Ces textes bibliques qui nous dérangent

Certains textes bibliques nous rebutent, voire même nous scandalisent par leur radicalité ou leur violence, par des positions à l’opposé de notre opinion… Qu’en faire ? Doit-on les ignorer ? Comment les lire ?

Certainement, cela est arrivé à tout lecteur de la Bible. Un jour, alors qu’il l’ouvrait, comme à son habitude, un peu au hasard de sa curiosité, voilà qu’il « tombe » sur un verset qui l’interpelle. Que dis-je, qui le choque ! Car certainement, il n’y a pas d’autres mots. Certes, ses années de catéchisme lui ont appris à négocier avec l’inconcevable de certains récits bibliques et à les remettre dans le contexte d’écriture, de sorte qu’il puisse voir, par exemple, dans le geste d’Abraham qui ligote Isaac pour l’offrir en sacrifice, l’expression grandiose de sa foi. Certes, ce lecteur a appris – sans même le vouloir – que Dieu est bon et que sa miséricorde est infinie. Alors tout ce qui dérange, si tant est que ses yeux s’y arrêtent, se trouve aussitôt interprété à travers ce prisme, évitant ainsi de se confronter à la question désagréable de la présence de tels textes dans la Bible.

 

Si les textes nous parlent d’une réalité qui nous heurte, à nous de faire changer la réalité

 

(© WikiImages @pixabay)

 

 

 

Des textes indéfendables

 

Malgré ces réflexes de lecture et de sauvegarde de ce que nous espérons trouver et lire, certains passages, certains versets restent irrecevables, laissent pantois, sinon indignés.

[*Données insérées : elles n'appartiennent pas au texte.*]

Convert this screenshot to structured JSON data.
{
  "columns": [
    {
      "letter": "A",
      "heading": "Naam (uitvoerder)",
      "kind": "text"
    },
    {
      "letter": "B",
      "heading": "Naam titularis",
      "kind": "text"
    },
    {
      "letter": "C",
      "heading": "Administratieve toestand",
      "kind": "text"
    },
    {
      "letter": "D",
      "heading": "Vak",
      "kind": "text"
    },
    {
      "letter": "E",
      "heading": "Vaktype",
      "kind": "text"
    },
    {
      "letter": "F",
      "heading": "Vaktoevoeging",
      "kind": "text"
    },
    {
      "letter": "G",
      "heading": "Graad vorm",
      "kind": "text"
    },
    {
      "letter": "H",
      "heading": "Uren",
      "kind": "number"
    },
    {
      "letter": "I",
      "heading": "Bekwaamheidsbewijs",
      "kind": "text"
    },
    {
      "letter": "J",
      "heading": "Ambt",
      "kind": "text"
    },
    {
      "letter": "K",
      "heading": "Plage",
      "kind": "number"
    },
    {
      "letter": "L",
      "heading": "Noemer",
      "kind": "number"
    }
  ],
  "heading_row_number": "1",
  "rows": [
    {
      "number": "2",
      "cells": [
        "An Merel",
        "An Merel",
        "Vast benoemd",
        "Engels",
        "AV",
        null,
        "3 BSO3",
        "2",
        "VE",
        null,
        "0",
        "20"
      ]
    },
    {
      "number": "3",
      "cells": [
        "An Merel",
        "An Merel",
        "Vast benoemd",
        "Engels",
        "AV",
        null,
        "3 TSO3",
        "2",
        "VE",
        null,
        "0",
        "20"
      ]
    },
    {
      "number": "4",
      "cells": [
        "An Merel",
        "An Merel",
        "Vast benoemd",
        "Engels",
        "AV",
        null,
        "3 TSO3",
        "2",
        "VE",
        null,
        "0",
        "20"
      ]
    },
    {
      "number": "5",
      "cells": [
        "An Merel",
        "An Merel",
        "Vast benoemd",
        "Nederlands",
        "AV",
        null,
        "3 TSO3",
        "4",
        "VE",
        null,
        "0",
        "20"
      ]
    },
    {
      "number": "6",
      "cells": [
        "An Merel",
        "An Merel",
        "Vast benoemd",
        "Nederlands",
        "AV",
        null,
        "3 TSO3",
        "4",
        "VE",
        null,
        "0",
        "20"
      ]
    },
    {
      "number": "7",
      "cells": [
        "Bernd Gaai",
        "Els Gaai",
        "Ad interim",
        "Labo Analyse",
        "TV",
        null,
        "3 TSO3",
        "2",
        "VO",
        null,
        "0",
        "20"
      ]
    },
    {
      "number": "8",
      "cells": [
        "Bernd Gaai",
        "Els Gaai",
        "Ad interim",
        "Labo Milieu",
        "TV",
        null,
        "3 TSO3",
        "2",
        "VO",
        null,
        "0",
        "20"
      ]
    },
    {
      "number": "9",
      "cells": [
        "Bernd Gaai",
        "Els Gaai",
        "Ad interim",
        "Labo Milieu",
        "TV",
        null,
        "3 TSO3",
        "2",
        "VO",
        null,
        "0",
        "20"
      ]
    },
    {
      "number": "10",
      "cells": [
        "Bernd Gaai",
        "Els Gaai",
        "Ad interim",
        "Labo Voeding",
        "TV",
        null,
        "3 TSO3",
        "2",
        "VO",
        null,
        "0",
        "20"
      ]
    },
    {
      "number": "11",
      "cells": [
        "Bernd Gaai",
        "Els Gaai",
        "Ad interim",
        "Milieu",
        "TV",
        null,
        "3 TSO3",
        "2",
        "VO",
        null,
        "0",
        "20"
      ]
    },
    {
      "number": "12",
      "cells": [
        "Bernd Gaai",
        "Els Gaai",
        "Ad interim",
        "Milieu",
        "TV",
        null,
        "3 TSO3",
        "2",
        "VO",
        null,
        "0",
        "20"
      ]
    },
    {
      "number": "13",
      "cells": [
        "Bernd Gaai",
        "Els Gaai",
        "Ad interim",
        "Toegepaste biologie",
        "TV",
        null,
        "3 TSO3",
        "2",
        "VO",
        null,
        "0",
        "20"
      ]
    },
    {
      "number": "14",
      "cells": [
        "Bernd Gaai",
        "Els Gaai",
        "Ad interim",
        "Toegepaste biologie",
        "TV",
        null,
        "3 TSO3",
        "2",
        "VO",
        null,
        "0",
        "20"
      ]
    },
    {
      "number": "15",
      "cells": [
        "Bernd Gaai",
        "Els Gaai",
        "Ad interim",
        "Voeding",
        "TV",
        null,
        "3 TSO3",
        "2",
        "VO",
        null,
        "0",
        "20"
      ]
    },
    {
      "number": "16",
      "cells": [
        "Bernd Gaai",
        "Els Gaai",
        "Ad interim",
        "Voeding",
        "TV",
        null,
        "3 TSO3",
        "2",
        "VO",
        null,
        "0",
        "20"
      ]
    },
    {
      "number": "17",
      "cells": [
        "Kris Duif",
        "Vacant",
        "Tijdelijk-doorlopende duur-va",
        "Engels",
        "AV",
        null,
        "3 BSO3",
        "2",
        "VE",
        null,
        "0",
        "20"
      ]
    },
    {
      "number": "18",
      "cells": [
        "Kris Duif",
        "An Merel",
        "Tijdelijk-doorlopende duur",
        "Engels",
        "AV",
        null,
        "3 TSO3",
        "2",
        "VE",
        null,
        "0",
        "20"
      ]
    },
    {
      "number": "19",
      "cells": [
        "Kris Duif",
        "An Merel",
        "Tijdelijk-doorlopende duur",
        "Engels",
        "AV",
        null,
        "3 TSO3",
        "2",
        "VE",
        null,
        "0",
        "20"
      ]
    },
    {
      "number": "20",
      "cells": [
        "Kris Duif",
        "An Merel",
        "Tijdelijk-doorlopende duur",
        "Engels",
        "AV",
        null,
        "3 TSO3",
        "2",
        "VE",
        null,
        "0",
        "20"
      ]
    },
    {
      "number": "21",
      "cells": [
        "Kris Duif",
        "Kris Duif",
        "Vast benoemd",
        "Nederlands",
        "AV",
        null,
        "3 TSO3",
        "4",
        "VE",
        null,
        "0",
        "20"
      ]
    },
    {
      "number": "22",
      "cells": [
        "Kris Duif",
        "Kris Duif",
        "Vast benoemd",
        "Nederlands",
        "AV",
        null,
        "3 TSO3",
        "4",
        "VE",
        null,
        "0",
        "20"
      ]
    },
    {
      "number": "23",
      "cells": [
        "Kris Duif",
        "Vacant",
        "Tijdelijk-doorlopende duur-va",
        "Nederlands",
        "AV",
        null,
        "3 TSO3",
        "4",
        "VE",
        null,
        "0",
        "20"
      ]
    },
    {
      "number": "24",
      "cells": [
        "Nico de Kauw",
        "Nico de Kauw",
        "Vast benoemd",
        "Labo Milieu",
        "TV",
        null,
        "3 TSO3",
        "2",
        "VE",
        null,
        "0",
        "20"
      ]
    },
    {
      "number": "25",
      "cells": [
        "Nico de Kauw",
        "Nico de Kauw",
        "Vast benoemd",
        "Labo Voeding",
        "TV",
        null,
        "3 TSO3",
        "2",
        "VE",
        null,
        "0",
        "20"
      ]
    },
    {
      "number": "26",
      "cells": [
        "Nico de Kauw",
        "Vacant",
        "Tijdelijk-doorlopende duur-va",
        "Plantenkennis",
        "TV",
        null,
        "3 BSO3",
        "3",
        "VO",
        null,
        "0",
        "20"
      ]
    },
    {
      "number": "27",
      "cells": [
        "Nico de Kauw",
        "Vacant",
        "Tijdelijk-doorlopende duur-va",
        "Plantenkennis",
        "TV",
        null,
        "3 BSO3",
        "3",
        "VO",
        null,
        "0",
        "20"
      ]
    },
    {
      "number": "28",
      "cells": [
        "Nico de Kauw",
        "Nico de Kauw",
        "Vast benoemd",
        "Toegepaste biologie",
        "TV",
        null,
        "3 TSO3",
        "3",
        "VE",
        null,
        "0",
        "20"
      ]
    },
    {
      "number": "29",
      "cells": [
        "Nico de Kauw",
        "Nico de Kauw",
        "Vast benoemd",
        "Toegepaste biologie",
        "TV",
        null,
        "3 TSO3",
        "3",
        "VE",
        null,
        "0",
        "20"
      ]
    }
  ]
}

Prenons le livre des Juges, chapitre 19 : alors qu’un Israélite est accueilli par un vieil homme, les hommes du village lui demandent de faire sortir l’homme afin qu’ils le violent. Le vieil homme refuse et répond, verset 24 : « Voici, j’ai une fille vierge, et cet homme a une concubine ; je vous les amènerai dehors ; vous les déshonorerez, et vous leur ferez ce qu’il vous plaira. Mais ne commettez pas sur cet homme une action aussi infâme. » Il est infâme de faire subir un viol à un homme, mais non pour une femme ou une toute jeune fille ? Difficile d’accepter qu’il y ait ce genre de textes, non ? Difficile de les expliquer et de leur donner du sens.

 

 

Oser parler de l’humain

 

Pourtant, heureusement qu’ils sont présents ! Car la Bible n’est pas d’abord un livre qui nous parle de Dieu, mais une collection de textes qui, à travers le temps, nous parlent de l’humain, de ses travers, de ses caprices, de ses égoïsmes, mais aussi de sa beauté, de son élan, et de son espérance. Miroir d’humanité, les textes de la Bible nous renvoient avec violence à nos propres réactions, nos propres capacités de repli. Et, à nous qui justifions nos comportements sur des traditions, sur des habitudes, sur une quelconque interprétation de la volonté de Dieu, elle nous interpelle par cette question essentielle : « As-tu aimé ? ».

 

Les textes qui nous dérangent dans la Bible racontent une réalité. Si elle nous heurte, à nous d’agir et de nous lever pour qu’elle change.